The already perilous state of general practice in Northern Ireland is worsening further amid political standstill, the BMA has warned.
It comes as the first practice in Belfast has been forced to close after a retiring single-handed GP could not find anyone to take the business over.
Dr Alan Stout, deputy chair of GPC Northern Ireland said other practices in the capital had faced difficulties and a branch practice had recently closed but it had been possible to find solutions in the past.
Practices in the country have been under severe strain for a long time but until now it had been those in more rural areas who had been particularly hard hit.
‘It shows us that the problem is worse than even we anticipated,’ said Dr Stout.
‘General practice even in Belfast is struggling to get locums and any practice who has anyone leave or go off on long-term sick would be in great difficulty he said.’
The recently closed surgery is in a large health centre in East Belfast which also includes Dr Stout’s practice.
‘There were seven practices, one practice is combining with another so we have gone down to five practices in a couple of months,’ he said.
Although it is very hard to put an accurate figure on it, the GPC have warned that between 10 and 20 practices will close in the next year.
It comes as GPs warn that some patients are waiting two to three years for non-urgent referrals.
Dr Stout said there are solutions available in the shape of the GP Future Plan, which was signed off in December and an elective care plan finalised in January but there are no politicians to put them in place due to the collapse of the power sharing government.
The Northern Irish political turmoil began when the power sharing agreement fell apart in January, and an election to the Northern Ireland Assembly took place on 2 March.
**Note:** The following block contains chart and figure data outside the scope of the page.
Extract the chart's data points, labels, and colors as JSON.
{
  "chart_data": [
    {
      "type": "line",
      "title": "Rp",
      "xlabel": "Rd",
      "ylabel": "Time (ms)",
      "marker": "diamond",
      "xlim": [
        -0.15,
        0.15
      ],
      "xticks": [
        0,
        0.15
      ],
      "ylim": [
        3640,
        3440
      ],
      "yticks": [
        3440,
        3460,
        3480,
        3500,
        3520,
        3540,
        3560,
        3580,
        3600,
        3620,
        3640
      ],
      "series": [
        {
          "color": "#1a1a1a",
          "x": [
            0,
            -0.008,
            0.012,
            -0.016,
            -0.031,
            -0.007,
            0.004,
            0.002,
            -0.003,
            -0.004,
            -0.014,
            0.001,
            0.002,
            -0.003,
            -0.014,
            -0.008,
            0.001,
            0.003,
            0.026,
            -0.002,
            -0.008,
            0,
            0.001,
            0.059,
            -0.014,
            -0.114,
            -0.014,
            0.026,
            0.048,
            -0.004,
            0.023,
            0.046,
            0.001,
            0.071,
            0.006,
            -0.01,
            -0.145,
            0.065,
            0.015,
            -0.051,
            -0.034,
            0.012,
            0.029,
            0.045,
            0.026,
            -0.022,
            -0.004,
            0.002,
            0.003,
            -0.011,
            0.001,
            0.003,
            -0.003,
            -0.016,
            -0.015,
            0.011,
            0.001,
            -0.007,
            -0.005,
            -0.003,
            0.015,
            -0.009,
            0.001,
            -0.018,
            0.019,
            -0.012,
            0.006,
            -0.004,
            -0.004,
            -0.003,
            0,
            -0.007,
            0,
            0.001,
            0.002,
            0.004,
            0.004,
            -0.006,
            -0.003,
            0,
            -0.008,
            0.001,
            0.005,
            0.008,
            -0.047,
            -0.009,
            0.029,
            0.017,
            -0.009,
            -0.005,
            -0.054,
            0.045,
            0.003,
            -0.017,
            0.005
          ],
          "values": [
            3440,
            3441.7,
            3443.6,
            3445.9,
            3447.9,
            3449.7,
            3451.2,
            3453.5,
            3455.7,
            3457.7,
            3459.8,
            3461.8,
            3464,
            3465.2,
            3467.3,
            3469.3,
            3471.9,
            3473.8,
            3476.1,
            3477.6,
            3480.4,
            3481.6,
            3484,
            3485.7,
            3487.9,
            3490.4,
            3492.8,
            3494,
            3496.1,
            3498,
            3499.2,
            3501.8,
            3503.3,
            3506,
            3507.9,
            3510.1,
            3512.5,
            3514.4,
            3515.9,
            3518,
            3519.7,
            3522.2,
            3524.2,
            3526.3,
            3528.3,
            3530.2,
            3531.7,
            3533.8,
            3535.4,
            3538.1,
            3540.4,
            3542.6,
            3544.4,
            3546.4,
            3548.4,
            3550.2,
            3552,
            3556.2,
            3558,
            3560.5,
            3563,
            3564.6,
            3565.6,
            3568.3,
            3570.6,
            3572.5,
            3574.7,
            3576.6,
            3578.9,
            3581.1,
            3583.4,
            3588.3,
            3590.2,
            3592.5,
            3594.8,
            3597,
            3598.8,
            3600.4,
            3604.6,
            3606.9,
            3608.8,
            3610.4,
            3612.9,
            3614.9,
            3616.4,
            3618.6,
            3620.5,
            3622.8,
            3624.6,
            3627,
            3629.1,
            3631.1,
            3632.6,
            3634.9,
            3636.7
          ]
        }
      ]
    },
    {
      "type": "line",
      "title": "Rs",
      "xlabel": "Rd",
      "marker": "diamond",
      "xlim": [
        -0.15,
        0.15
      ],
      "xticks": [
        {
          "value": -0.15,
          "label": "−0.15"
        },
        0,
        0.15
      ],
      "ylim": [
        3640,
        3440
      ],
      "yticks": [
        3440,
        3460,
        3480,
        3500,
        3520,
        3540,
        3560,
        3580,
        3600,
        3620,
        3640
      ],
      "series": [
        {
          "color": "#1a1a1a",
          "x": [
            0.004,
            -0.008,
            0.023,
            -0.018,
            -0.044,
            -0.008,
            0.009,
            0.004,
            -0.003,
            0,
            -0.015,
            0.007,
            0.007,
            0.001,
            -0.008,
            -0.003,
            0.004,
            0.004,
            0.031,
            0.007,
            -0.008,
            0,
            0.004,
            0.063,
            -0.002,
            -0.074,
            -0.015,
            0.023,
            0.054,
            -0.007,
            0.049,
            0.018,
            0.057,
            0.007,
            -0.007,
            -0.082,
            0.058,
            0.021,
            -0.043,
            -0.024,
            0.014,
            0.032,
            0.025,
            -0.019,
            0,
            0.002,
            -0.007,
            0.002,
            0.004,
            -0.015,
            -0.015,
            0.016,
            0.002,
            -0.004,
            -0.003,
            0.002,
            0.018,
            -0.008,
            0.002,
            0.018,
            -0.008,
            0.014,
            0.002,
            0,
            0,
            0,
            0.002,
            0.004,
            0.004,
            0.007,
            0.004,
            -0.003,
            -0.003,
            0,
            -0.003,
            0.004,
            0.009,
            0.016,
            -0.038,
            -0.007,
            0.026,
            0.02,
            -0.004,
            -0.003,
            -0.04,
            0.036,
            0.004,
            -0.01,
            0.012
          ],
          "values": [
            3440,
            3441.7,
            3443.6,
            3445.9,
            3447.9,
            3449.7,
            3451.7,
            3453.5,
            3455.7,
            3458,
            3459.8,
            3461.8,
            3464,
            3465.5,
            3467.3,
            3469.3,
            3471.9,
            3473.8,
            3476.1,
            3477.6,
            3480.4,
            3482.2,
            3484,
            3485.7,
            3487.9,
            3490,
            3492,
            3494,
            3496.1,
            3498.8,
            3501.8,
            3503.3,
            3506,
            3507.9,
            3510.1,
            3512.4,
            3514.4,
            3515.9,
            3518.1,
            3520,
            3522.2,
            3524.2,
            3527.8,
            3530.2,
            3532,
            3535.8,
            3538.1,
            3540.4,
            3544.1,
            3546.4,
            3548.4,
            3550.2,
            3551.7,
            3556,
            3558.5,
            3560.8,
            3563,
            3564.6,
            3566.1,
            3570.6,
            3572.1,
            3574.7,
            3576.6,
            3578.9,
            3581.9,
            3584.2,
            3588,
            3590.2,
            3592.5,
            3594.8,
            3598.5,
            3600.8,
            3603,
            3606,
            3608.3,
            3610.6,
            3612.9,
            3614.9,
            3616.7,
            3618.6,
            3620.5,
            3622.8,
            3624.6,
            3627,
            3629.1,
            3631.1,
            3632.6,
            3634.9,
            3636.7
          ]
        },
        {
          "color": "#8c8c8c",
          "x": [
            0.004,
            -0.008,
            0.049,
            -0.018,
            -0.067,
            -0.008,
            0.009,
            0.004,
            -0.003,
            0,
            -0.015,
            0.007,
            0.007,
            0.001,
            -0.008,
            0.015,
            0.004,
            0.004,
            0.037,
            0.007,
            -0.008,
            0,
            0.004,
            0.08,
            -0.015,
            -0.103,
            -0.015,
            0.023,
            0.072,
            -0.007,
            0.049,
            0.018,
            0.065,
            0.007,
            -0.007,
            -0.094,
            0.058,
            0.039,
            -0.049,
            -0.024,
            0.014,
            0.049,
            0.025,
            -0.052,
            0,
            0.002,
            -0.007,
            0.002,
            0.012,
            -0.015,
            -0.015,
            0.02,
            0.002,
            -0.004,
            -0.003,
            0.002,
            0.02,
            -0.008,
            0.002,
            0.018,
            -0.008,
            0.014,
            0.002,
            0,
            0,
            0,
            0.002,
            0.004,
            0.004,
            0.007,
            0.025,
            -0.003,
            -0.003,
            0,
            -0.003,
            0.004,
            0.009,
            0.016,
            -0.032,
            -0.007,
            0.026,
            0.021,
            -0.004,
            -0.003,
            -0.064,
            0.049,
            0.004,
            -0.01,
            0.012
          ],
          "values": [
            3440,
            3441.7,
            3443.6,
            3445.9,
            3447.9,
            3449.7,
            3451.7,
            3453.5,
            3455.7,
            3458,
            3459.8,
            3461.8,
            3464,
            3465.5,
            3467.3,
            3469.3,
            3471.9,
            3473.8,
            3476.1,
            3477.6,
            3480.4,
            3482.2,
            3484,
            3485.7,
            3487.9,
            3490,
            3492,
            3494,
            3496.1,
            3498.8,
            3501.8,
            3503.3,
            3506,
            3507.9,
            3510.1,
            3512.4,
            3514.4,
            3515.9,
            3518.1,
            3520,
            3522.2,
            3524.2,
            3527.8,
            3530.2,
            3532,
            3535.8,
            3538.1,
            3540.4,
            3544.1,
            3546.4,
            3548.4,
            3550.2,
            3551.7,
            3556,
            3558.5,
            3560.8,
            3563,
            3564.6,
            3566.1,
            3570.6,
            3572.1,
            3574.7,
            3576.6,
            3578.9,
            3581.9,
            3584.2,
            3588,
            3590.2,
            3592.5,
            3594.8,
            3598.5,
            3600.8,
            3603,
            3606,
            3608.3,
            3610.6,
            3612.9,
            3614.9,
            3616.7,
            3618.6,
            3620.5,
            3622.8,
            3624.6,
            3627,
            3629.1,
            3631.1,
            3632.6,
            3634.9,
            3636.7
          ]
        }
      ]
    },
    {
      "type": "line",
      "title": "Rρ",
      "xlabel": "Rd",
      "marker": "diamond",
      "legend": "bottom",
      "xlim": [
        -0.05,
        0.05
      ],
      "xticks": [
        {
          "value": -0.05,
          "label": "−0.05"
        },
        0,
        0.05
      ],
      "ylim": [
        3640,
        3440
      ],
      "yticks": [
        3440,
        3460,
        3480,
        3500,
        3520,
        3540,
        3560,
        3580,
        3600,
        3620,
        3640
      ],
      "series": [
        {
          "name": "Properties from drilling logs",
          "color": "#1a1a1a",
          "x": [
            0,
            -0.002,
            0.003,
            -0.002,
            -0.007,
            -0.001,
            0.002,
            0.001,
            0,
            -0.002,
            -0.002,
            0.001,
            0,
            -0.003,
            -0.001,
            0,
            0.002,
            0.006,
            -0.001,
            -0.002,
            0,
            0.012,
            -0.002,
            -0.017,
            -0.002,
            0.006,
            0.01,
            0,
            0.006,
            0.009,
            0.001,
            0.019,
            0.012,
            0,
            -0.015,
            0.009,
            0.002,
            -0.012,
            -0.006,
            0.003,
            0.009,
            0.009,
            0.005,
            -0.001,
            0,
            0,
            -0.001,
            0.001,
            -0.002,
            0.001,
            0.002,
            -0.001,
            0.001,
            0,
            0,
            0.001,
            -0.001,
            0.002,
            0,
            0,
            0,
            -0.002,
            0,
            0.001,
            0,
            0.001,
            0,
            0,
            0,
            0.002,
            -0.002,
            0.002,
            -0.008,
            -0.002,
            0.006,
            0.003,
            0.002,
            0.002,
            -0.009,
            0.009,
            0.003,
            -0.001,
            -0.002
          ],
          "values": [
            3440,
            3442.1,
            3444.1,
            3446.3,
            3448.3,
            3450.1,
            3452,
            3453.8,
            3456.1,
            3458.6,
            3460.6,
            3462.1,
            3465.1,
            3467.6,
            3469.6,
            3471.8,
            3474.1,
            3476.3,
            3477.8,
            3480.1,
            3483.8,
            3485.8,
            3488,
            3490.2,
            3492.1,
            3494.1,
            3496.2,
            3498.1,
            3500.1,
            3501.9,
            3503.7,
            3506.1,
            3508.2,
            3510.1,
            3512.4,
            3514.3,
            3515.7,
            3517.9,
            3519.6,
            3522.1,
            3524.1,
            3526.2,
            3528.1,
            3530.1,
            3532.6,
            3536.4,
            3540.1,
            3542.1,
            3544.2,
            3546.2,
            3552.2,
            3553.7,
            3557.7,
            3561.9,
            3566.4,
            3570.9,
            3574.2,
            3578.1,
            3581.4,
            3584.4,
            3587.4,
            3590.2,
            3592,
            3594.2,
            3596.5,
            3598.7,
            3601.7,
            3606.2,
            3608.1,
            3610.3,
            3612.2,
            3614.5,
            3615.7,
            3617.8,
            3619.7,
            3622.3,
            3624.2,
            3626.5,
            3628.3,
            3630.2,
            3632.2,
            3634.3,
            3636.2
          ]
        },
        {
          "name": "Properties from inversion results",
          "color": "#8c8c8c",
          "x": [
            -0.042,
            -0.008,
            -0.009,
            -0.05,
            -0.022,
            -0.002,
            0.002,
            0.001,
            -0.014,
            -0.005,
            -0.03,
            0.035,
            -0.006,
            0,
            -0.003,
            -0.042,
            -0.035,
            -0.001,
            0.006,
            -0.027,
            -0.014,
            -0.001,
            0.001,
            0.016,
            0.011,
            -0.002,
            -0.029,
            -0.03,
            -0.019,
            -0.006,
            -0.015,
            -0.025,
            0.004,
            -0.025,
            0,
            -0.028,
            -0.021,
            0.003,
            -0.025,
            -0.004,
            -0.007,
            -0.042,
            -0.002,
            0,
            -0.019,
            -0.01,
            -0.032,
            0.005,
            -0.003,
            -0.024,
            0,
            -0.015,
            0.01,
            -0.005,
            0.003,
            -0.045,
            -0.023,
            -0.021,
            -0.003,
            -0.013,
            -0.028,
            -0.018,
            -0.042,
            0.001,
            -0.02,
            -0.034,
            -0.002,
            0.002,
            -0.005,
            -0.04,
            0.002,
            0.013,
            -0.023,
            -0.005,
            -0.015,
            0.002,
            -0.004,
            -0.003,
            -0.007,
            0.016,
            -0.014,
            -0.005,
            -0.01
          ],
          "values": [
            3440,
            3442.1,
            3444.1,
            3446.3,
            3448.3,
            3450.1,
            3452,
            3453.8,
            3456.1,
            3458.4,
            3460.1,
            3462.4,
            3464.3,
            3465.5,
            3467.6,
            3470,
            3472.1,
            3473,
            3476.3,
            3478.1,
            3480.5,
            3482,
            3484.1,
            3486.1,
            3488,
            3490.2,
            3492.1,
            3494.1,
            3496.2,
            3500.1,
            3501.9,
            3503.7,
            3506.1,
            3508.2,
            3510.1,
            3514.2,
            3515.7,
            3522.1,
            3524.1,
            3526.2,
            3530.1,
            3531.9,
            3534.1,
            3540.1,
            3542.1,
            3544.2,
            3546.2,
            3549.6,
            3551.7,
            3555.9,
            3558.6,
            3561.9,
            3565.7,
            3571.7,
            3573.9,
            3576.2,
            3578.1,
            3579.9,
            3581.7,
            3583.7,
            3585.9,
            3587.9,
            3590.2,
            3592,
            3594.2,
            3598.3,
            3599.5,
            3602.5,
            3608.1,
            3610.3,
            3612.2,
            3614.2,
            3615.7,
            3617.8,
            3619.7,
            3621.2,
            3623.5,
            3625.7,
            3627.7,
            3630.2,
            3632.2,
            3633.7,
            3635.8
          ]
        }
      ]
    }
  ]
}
Dr Stout said: ‘We need the politicians, without them these are just policy documents.’
The move, which will see GPs leave the NHS and potentially charging around £45 for appointments, will happen once 60% of the 343 practices in Northern Ireland sign up to hand back their contract.
Dr Stout said many patients were already opting to pay privately for specialist care because the NHS was not providing it.
‘In some areas, close to 50% of referrals are coming back asking for a private referral because waiting lists are too long.
‘These are people without health insurance opting to pay themselves, so we already have an element of a private service,’ he said.